In a recent interview with the Washington Post, Andrew Wilder, director of the Afghan relief operation of Save the Children, says while Leno and the Feminist Majority are well-intentioned, they are misinformed about Afghan women.

Wilder said: "It's misleading to the point where there's more and more of a movement from human rights groups and the Feminist Majority to say cut off all aid, which is a real misunderstanding of the situation and will only hurt the very groups these women want to help."

But Leno told RFE/RL that neither she nor the Feminist Majority has ever suggested cutting off any kind of funding to relief or humanitarian organizations that deal with Afghanistan.

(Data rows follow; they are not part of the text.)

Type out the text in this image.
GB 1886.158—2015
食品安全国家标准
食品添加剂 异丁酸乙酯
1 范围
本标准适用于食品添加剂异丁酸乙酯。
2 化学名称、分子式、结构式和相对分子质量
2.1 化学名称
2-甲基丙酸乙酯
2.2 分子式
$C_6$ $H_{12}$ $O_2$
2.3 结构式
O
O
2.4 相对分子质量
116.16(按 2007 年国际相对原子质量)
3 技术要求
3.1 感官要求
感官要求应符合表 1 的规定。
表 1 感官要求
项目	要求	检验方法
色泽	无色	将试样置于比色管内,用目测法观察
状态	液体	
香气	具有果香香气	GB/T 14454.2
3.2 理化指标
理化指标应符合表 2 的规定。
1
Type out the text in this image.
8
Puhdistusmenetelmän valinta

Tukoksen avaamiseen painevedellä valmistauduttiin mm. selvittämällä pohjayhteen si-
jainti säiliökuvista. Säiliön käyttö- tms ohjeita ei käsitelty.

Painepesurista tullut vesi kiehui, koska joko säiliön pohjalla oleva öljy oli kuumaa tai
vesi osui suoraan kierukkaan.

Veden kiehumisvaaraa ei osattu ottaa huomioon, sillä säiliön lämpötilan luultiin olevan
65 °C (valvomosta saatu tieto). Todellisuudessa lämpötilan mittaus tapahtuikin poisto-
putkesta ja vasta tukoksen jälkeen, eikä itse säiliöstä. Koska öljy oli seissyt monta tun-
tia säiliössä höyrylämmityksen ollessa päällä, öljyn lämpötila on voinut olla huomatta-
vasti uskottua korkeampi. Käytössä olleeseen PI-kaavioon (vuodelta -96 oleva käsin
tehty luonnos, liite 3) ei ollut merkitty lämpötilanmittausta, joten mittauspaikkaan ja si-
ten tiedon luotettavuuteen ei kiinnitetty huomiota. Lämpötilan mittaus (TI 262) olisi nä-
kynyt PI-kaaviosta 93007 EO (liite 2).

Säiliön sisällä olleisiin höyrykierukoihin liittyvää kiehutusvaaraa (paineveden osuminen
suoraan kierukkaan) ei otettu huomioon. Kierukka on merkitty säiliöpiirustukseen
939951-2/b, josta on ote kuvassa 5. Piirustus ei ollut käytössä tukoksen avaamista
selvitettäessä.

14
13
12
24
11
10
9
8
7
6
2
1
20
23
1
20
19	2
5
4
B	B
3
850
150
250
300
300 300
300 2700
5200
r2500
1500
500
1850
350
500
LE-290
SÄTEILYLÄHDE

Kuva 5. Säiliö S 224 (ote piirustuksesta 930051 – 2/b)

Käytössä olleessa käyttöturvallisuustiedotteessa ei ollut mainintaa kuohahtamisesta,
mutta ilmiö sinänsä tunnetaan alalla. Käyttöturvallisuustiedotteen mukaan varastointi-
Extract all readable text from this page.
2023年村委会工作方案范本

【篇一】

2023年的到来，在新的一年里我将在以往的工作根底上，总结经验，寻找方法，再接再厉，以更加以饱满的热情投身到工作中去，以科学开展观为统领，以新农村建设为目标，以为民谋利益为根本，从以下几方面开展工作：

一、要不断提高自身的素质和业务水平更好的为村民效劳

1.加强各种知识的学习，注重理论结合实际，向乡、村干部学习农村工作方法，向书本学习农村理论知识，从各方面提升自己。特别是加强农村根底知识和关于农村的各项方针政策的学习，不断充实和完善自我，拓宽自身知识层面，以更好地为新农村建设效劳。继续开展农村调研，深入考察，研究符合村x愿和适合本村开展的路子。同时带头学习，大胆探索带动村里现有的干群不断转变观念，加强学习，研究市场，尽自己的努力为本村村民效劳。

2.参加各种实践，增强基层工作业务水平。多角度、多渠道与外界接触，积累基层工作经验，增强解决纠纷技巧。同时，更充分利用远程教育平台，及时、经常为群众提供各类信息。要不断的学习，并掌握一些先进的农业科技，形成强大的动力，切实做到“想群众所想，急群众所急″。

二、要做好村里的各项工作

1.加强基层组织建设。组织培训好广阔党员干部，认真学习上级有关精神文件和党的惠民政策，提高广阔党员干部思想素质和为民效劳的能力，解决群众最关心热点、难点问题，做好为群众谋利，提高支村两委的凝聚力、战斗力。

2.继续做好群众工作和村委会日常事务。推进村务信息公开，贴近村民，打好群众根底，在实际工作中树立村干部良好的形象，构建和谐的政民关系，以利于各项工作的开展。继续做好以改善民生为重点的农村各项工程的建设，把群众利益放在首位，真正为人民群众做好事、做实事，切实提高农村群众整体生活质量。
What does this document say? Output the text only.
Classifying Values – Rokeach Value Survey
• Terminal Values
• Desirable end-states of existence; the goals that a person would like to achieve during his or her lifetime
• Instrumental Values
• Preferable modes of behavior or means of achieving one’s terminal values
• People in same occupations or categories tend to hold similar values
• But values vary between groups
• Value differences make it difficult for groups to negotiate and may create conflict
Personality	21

Leno said that when she started becoming involved in bringing awareness to the situation of Afghan women under the Taliban, she publicly made an announcement and issued press releases saying that she would never support any embargo or sanctions against agencies and organizations that provide relief aid and humanitarian assistance to the women of Afghanistan. That promise still stands, she said.

Leno said Monday's gala raised thousands of dollars for a continued media campaign on the issue, and to fund refugee camps set up to provide women escapees with food, shelter and medical care.

She added: "I have no idea who has suggested that we have decided to take these sorts of actions, but let's just say that there are obviously vested interests on the other side." In the end, none of the controversy seemed to dampen the enthusiasm and desire to help Afghan women at the gala Monday night.

Popular actress Gillian Anderson declared to rousing applause: "Let this be the first day that we stand shoulder to shoulder with our sisters around the world and declare that their persecution and abuse is our business."

Fellow actress Alfre Woodward added: "Tonight, through the magic of the human heart and a little crackling of electricity of the air waves comes one of the first glimmers of light into the darkness 6 the news that America cares! American women care! And the women who are gathered here this evening want to say to you, the women of Afghanistan: 'Mahba Shumah Hahsteem' -- We are with you."